What I mean by that is, when it comes to singling out the moments that stand out the most in a month, Boyhood is an overwhelming, elemental experience, but its use of music is primarily that of color — playing in parties and on radios as little tracers. Popping up in characters’ conversations. Its a major, major factor of this movie, but its also one of several mechanisms Richard Linklater uses to tease out the way your relationships play out over a decade.
For me at least, there are two very striking moments here, and they’re both courtesy of Arcade Fire. In his late teens, Boyhood’s protagonist, Mason, takes a drive to Austin with his girlfriend. As the truck rolls down the highway and they begin to talk, the guitar intro of “Suburban War” plays.

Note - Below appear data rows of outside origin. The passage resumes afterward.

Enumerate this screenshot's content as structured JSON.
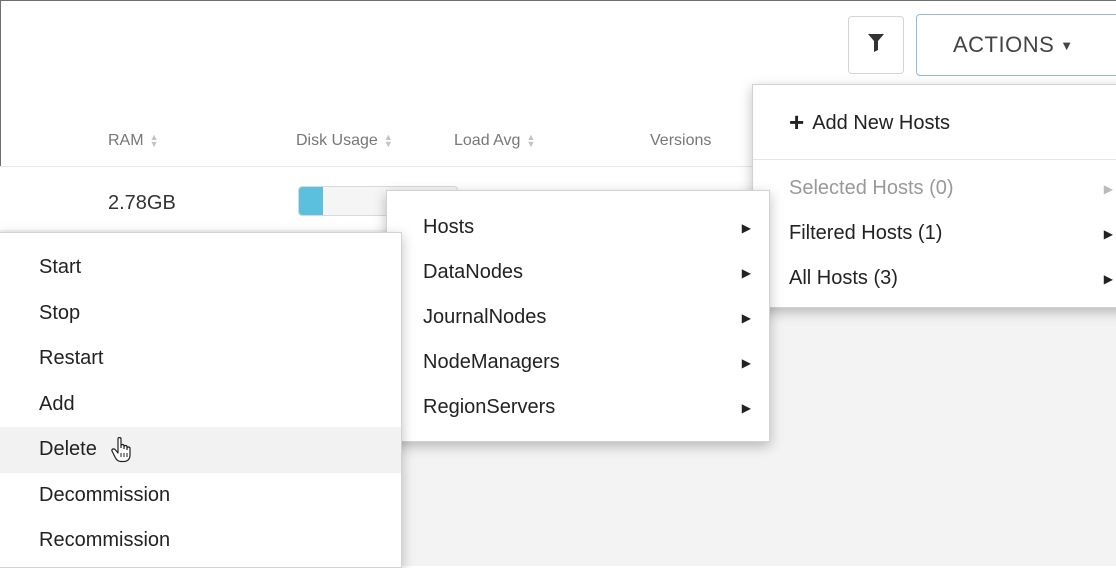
{
  "toolbar": {
    "filter_icon": "filter-icon",
    "actions_label": "ACTIONS"
  },
  "table": {
    "columns": [
      {
        "label": "RAM"
      },
      {
        "label": "Disk Usage"
      },
      {
        "label": "Load Avg"
      },
      {
        "label": "Versions"
      }
    ],
    "row": {
      "ram": "2.78GB",
      "disk_usage_fraction": 0.15
    }
  },
  "actions_menu": {
    "add_new_hosts": "Add New Hosts",
    "groups": [
      {
        "label": "Selected Hosts (0)",
        "disabled": true
      },
      {
        "label": "Filtered Hosts (1)",
        "disabled": false
      },
      {
        "label": "All Hosts (3)",
        "disabled": false
      }
    ]
  },
  "component_menu": {
    "items": [
      "Hosts",
      "DataNodes",
      "JournalNodes",
      "NodeManagers",
      "RegionServers"
    ]
  },
  "operation_menu": {
    "items": [
      "Start",
      "Stop",
      "Restart",
      "Add",
      "Delete",
      "Decommission",
      "Recommission"
    ],
    "hovered": "Delete"
  },
  "colors": {
    "disk_fill": "#5bc0de",
    "actions_border": "#9bb8d3"
  }
}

I’ve long held that to be one of Arcade Fire’s best and most underrated songs, and it works perfectly in this sequence — it has the sound of something on the precipice of something else, just as these characters near college age (and thus adulthood/the movie’s conclusion). And after a final sequence that, to be honest, felt far weaker to me than Mason’s last scenes with each of his parents, the credits come up and Arcade Fire’s “Deep Blue” plays. These are both songs from The Suburbs, an album that I’d call my favorite Arcade Fire album against what some of my peers would consider “logic,” but I’d argue is “logic colored with a bit of generational bias for when Funeral came out.” At any rate, The Suburbs came out in a summer I was spending back home in Pennsylvania after being in New York. From the looks of it, Mason lived in a town like mine — not technically suburban, more like a small town within some driving distance to a city. There was a lot of resonance in that “Suburban War” drive to me, because I think I’ve taken that drive in some other form. It made me realize the genius of this film, and the genius of how it uses music. Unlike almost any other movie out there save, perhaps, biopics, the strength of Boyhood isn’t being told a new story. Instead, it’s: I know this story. I know it very well.